Experts are observing an uptick in phishing attacks orchestrated by run-of-the-mill cyber criminals that use the games as a hook to draw attendees and other would-be victims into scams.

The Department of Homeland Security issued an alert Thursday warning travelers to the Olympics that cyber criminals could attempt to steal personally identifiable information or users’ credentials to profit financially.

“There is also the possibility that mobile or other communications will be monitored,” the alert said.

Additionally, there has been an increase in attempted attacks around the 2018 games themselves, some targeting participating organizations and sponsors and others within the infrastructure of the games.

Targeting major sporting events, such as the Olympics or the Super Bowl, are always going to lure in unsuspecting people into clicking dangerous links or opening malicious email attachments. It is easy to say everyone should be vigilant every single day, but for the average user that is impractical.

Awareness of the threat is key. But as with anything, there will always be those select few who are more susceptible to being tricked. It is this group the attackers are banking on being able to leverage for access or criminal activities.

Dark Reading discusses a critical zero-day in Adobe Flash – surprise surprise – currently being leveraged in a campaign targeting South Korean victims:

Adobe today confirmed a report yesterday by South Korea’s Computer Emergency Response Team (KrCERT/CC) of the discovery of the zero-day vulnerability in Flash Player ActiveX and earlier versions.
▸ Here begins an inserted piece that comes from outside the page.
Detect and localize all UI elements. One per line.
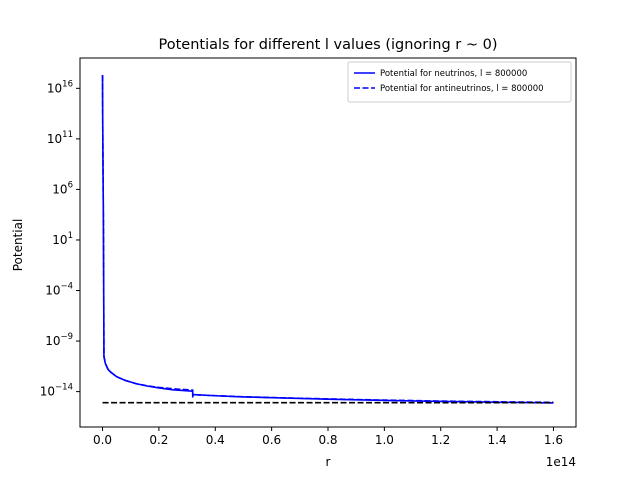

The bug (CVE-2018-4878) abused in the attacks is a use-after-free vulnerability that allows remote code execution, according to Adobe’s advisory.

Johannes Ullrich, head of the SANS Internet Storm Center, says the fact that this was a targeted, zero-day attack makes it more likely to be the handiwork of a nation-state actor.

The attack was rather limited, and targeted at individuals in South Korea who are involved in research about North Korea. I think this makes for a pretty strong case that this was a nation-state sponsored attack. Other actors would have little motivation to use a zero-day exploit in an attack against a group like this,” Ullrich says. “On the other hand, it doesn’t have to be North Korea,” given the difficulty of attribution.

It should come as no surprise that although North Korea is attempting to publicly play nice with South Korea, in the background they continue their cyber attack campaigns targeting their neighbor.